## Automatic Differentiation with `torch.autograd`
- *Backpropagation* is the most frequently used algorithm for training Neural Network.
- Parameters(model weights) are adjusted by the gradient of the Loss Function for a given parameter.
- To calculate those gradients, PyTorch has a bulit-in automatic differentiation engine called `torch.autograd`.  
And it supports automatic calculation of gradients for all types of calculation graphs.

In [1]:
import torch

# Input Tensor(x) and Expected Output(y)
x = torch.ones(5)
y = torch.zeros(3)

# Parameters
w = torch.randn(5, 3, requires_grad=True)
b = torch.randn(3, requires_grad=True)

# Single-layered Neural Network and Loss Function
z = torch.matmul(x, w) + b
loss = torch.nn.functional.binary_cross_entropy_with_logits(z, y)

- In this Neural Network, w and b are the parameters that should be optimized.
- Therefore, you must be able to calculate the gradients of Loss Function for those parameters with `requires_grad` attiribute.

In [2]:
# Print gradient fuctions for Neural Network and Loss
print(f"Gradient Function for z = {z.grad_fn}")
print(f"Gradient Function for loss = {loss.grad_fn}")

Gradient Function for z = <AddBackward0 object at 0x000002C007D34F10>
Gradient Function for loss = <BinaryCrossEntropyWithLogitsBackward0 object at 0x000002C0084E64D0>


### Calculating Gradient
- To optimize the weights of parameters in a Neural Network, you must calculate the derivative of Loss Function with respect to the parameters.
- For this, you must get the value from `w.grad` and `b.grad` after calling `loss_backward()`.

In [3]:
loss.backward()

print(w.grad)
print(b.grad)

tensor([[0.0034, 0.3219, 0.3229],
        [0.0034, 0.3219, 0.3229],
        [0.0034, 0.3219, 0.3229],
        [0.0034, 0.3219, 0.3229],
        [0.0034, 0.3219, 0.3229]])
tensor([0.0034, 0.3219, 0.3229])


### How to Stop Tracking the Gradient Change
- Basically, all of the Tensors with `require_grads=True` track the calcuation history and support the calcluation of gradients.  
But if you only need Net Propagation, this tracking or support may not be necessary.
- You can stop tracking the calculation by surrounding the calculation codes with `torch.no_grad()`.

In [4]:
z = torch.matmul(x, w) + b
print(z.requires_grad)

with torch.no_grad():
    z = torch.matmul(x, w) + b
print(z.requires_grad)

True
False


- Using `detach()` method to Tensor also do the same.

In [5]:
z = torch.matmul(x, w) + b
z_det = z.detach()

print(z_det.requires_grad)

False


#### Here's why you should stop tracking gradient change:
- Displays some of the parameters in a Neural Network as *frozen parameters*.
- Since the calculation of Tensors that are not tracking gradient change is more efficient,  
the calcuation speed will be improved when only the Net Propagation is performed.

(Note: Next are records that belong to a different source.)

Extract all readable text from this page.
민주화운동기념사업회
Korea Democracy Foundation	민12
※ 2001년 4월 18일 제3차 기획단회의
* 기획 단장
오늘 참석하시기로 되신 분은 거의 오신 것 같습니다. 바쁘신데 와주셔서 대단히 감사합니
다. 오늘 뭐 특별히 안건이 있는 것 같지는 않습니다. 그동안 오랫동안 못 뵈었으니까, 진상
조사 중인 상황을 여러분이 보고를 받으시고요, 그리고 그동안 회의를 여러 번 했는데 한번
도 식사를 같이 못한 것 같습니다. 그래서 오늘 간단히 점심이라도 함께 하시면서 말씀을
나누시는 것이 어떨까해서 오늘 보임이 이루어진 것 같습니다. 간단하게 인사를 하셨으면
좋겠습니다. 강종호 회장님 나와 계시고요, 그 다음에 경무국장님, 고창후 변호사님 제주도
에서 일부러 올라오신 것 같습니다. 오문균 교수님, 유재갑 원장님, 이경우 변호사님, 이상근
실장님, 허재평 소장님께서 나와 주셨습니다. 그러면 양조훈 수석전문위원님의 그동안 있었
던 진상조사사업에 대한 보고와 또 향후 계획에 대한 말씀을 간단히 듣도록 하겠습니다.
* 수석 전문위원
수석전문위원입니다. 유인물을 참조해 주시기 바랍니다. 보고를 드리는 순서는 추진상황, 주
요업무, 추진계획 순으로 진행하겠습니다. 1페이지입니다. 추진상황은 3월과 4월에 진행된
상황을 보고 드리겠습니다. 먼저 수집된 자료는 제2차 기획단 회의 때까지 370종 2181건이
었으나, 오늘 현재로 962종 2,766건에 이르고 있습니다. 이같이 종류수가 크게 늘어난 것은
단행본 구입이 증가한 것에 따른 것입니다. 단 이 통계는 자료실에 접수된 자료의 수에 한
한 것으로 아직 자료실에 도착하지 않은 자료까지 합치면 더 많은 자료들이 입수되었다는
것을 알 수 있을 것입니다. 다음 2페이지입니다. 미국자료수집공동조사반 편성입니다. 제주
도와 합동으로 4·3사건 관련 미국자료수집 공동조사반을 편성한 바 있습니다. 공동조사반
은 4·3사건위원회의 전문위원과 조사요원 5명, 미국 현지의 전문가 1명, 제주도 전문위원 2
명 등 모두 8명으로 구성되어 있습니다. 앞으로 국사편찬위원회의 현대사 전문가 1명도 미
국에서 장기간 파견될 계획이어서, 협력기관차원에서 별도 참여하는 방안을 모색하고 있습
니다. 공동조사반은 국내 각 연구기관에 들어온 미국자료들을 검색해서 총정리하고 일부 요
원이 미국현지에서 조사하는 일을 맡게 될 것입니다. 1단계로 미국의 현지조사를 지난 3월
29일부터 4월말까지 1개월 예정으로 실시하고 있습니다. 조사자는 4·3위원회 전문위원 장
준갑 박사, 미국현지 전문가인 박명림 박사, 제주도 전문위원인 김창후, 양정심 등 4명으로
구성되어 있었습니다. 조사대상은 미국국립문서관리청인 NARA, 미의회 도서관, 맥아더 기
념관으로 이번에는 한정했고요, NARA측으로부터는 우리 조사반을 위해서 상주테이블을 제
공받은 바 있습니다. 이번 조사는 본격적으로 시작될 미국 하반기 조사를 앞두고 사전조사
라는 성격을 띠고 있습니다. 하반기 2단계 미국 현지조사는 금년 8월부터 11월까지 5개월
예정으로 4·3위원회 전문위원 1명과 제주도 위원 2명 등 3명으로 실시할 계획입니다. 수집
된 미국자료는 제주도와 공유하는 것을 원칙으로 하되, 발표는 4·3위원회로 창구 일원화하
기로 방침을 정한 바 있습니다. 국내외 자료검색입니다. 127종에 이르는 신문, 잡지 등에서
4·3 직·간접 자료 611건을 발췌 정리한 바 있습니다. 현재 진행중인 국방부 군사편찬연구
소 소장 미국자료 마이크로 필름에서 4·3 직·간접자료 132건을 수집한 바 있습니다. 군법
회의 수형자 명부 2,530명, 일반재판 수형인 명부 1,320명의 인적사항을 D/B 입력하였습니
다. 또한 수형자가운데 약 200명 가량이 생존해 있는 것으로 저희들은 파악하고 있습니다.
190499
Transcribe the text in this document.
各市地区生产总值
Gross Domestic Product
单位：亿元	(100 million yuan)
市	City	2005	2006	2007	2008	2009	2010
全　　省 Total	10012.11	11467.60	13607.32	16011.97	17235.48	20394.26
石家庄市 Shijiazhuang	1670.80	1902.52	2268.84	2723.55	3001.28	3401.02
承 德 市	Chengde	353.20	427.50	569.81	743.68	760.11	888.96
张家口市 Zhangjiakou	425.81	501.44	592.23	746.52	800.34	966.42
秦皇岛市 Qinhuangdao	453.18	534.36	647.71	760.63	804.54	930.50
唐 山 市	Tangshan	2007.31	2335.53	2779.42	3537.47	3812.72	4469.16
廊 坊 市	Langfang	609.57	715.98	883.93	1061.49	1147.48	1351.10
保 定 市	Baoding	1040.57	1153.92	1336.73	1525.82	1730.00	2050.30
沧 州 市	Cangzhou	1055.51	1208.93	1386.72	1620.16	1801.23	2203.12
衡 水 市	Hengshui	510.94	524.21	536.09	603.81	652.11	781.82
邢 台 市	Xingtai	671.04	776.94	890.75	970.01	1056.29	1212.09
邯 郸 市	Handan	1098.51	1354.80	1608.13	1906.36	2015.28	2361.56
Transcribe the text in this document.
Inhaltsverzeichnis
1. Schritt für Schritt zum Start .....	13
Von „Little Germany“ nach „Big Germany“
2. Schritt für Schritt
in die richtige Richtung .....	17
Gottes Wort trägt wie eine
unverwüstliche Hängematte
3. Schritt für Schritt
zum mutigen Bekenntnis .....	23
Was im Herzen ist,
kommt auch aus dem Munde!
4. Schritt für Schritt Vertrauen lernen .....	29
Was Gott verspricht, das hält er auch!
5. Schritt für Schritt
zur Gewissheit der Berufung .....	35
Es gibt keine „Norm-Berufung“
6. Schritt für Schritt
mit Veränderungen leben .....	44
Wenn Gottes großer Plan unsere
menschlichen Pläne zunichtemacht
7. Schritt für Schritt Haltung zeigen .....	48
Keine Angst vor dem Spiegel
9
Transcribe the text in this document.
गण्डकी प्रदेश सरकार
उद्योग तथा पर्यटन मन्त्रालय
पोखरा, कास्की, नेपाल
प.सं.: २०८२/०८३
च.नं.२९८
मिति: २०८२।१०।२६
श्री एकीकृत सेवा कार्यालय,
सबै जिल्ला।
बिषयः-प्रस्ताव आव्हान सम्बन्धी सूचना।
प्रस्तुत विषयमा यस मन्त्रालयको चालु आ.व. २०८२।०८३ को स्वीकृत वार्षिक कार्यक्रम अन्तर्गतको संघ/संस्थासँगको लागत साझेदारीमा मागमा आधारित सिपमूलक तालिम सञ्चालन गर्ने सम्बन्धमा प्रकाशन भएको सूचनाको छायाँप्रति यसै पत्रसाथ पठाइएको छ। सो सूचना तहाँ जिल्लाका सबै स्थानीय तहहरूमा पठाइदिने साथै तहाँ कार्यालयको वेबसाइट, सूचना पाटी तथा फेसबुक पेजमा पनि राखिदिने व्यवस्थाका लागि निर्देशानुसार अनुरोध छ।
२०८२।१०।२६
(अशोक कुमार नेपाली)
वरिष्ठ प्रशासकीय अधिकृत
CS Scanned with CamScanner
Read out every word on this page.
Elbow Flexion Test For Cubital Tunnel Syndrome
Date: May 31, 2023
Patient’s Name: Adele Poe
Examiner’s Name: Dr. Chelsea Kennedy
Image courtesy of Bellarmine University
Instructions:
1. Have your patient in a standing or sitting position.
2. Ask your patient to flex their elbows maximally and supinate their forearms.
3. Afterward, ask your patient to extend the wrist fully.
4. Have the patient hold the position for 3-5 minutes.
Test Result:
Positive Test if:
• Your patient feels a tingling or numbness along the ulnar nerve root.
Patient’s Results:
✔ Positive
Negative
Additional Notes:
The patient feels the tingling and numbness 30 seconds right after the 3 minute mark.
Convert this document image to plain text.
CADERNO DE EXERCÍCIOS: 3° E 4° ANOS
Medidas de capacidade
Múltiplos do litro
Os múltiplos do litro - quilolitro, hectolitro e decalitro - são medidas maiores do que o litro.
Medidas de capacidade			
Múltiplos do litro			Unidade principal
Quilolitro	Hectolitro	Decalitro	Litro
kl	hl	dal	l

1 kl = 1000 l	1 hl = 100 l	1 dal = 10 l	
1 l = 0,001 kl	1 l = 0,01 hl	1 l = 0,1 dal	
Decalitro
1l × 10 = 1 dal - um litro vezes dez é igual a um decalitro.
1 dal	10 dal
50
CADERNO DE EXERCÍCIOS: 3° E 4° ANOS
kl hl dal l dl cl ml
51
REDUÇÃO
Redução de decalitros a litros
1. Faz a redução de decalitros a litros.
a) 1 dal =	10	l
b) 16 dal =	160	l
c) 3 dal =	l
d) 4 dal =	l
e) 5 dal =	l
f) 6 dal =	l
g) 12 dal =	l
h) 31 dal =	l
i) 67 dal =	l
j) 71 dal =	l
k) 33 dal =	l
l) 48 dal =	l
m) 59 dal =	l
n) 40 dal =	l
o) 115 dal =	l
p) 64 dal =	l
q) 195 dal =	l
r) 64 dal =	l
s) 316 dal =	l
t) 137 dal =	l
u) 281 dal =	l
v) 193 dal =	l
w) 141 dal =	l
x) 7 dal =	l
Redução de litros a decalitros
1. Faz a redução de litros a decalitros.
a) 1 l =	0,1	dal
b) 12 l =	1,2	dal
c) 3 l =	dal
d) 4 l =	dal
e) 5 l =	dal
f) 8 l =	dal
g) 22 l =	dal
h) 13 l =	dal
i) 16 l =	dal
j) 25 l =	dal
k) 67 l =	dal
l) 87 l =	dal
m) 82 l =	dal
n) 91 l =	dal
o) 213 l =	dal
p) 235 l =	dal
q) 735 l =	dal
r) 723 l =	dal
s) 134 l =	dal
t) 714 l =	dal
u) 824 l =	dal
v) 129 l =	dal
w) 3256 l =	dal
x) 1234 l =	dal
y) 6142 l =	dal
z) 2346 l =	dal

### Additional information about Calculation Graph
- Conceptually, `autograd` keeps records of data(Tensor) and all operations executed(even if the operation result is a new Tensor)  
in a *Directed Acyclic Graph(DAG)* composed of `Function` objects.
- The leave of DAG is Input Tensor, and the root is Output.
- Tracking this graph from the root to leaves makes you to calculate gradient automatically according to the *Chain Rule*.

<br/>

- In the Net Propagation step, `autograd` performs the following tasks at the same time.
> - Calculates the Output Tensor by performing the qequested operation.
> - Maintain the gradient function of DAG.

<br/>

- The Backpropagation starts when `.backward()` method is called from the root of DAG.
- At this time, `autograd` does...
> - Calculate gradients from each `grad_fn`,
> - Accumulates the result of operation to `.grad` attiributes of each Tensor,
> - And Propagates to the all leaf Tensors using Chain Rule.

### Optional Reading: Change of Tensor Gradient and Jacobian Product

In [6]:
input = torch.eye(4, 5, requires_grad=True)
output = (input + 1).pow(2).t()

output.backward(torch.ones_like(output), retain_graph=True)

print(f"First Call:\n{input.grad}")

output.backward(torch.ones_like(output), retain_graph=True)

print(f"Second Call:\n{input.grad}")

input.grad.zero_()
output.backward(torch.ones_like(output), retain_graph=True)

print(f"Call after zeroing gradients:\n{input.grad}")

First Call:
tensor([[4., 2., 2., 2., 2.],
        [2., 4., 2., 2., 2.],
        [2., 2., 4., 2., 2.],
        [2., 2., 2., 4., 2.]])
Second Call:
tensor([[8., 4., 4., 4., 4.],
        [4., 8., 4., 4., 4.],
        [4., 4., 8., 4., 4.],
        [4., 4., 4., 8., 4.]])
Call after zeroing gradients:
tensor([[4., 2., 2., 2., 2.],
        [2., 4., 2., 2., 2.],
        [2., 2., 4., 2., 2.],
        [2., 2., 2., 4., 2.]])